灰被りの金剛石

 両替商に幾ばくかの手数料を取られたとて、銀の鈍い光が金の眩い光に変わる瞬間の心地よさは微塵も損なわれることはない。


 これ以上ないほどの環境を整えた俺は、広場の熱狂が冷めやらぬうちに一山いくらで買い付けた処分品を銀貨一枚という強気な価格で売り切った。それも全て。全てだ。


 よくわからん小物にリストバンド、耳飾りに帽子など、一見して安物だと分かるそれらは『スピカに縁のある品』という箔をまぶしただけで飛ぶように売れた。まぁ目論見通りである。

 王都でも勇者の冒険活劇のすぐそばで売られている剣や杖の小物なんかが馬鹿売れしてたからな。流されやすいこの街の住人なら簡単に食いついてくれると半ば確信していた。


 計四百点。銀貨四百枚。金貨四枚。

 上出来。上出来だ。買付費用や荷物の運び出しを手伝わせた連中に報酬を払ったとしても金貨三枚は手元に残る。急拵えの舞台でこれだぜ。万全の状態で商戦を仕掛けたらどうなっちまうんだろうな?


「あのっ、セイン座長! 私……こんなに、お金を頂くわけにはいきません……」


 最高級の宿の一室。スピカは声を震わせて俺におひねり入れを差し出した。

 そこまで大きくないカゴだ。入っている硬貨は百と少しだろう。銀貨二十、銅貨八十といったところか。


 くくっ。端金よ。そんな金に怯えるなんて馬鹿な話もあったもんたぜ。いまお前が着てるドレスの裾を踏んづけでもしたら消えて無くなる金額だってのにな。


「スピカ。それは貴女のものだ。才能には価値がある。言ったでしょう。それは当然の権利だ」


「でも、こんな……私は何もしてないのに」


「歌ったでしょう。スピカ。あまり自分を貶めるものではないよ。謙遜も過ぎれば歌を生業とする者たちへの侮蔑となる。貴女は胸を張るべきだ」


「…………はい」


 さてさて、目下の問題はこの歌姫様だ。

 ウジウジしてんじゃねぇと一喝したくなるが、それが原因で計画がご破算になったら伝説はタチの悪い喜劇ファルスにまで落ちぶれる。手は抜かない。

 俺は柔和な笑みを浮かべた。


「前向きな話をしましょう。スピカ、他に歌いたい歌はありますか?」


「……そこまで、考えてなかったです」


「ならば知り合いの吟遊詩人バードに歌詞を用立てるよう依頼を出しておきます。
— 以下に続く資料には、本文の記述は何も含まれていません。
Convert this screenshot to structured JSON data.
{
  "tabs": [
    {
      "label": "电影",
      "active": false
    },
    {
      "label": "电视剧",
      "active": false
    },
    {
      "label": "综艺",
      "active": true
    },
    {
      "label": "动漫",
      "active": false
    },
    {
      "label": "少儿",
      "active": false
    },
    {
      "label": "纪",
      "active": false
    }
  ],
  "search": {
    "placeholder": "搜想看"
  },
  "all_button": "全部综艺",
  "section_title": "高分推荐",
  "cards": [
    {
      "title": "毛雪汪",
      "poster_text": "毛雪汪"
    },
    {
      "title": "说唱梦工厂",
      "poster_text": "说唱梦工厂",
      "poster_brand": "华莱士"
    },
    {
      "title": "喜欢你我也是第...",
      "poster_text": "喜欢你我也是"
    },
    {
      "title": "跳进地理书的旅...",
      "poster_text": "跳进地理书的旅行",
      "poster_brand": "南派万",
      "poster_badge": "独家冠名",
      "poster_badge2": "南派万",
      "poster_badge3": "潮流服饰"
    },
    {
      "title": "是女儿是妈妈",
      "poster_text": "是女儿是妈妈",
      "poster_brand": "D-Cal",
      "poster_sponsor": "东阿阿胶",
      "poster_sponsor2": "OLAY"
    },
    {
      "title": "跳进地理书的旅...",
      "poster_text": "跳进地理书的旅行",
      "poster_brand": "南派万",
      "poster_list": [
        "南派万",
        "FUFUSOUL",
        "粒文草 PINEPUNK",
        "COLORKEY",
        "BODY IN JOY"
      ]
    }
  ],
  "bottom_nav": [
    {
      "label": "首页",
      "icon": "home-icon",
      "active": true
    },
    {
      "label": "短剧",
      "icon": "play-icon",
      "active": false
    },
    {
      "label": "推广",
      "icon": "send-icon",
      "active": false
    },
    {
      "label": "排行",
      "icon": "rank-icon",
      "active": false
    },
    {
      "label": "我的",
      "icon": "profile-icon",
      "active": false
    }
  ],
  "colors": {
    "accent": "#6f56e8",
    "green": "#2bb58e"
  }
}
スピカ、貴女ならばもっと多くの者に希望をもたらすことができるでしょう」


「本当ですか……?」


 ほう。表情から多少陰がとれたスピカを見て俺は目を細めた。攻めるべきはコッチ方面だったか。

 貢献感。与えられる側ではなくて与える側になりたい、と。よろしい。ならばその方向で調整しよう。


「えぇ、えぇ。スピカ、自分を信じなさい。聴衆の沸き立つ様を見たでしょう。あれ程の熱を呼び覚ませる者が、この世界にどれほどいるでしょうか。あらゆる土地を巡り、あらゆる才を目の当たりにしてきた私が保証しましょう。貴女の歌には――――力がある」


 ▷


 金を集める力だけどな。


「その腕輪と足飾り、それと発光魔石入りのライトを二本くれ!」

「おい、買いすぎだ馬鹿! 他のやつらの分も考えろッ!」

「サインが書かれた色紙を一つ下さーい!」

「俺の分も残しておけよーっ!」

「座長殿! ワシは銀貨を五枚払うぞ! だから早くワシに買わせろッ!」


 繁盛繁盛。売り出す品のグレードを上げたことで儲けも右肩上がりを続けている。

 舞台の開催は二日おきだ。連日歌わせるとその分だけ希少価値が下がる。冷却期間という間を設けることでスピカという商材はこの上ない火種として活躍してくれた。


 王都の吟遊詩人バードに金を握らせて編曲させた歌も上々の盛り上がりを見せている。スピカの歌は相変わらず下手くそだが、【魅了アトラクト】の後押しを受けた歌は素人のそれを一流のものと錯覚させる。

 正直効果が強すぎてビビってるくらいだ。お前らちょっと熱狂的すぎん? 俺がやってもこうはならなかっただろう。やはりうら若き乙女ってシチュエーションが映えるのかね。


「売り切れだ! もう品はねぇ! 売り切れだっつってんだろ!」

「早く散れ! 身動き取れねぇだろ」

「スピカさん上がりまーす!」


 暇してる冒険者連中に屋台の売り子や周辺警備、スピカの護衛などの依頼もしてある。トラブルなど起きようはずもない。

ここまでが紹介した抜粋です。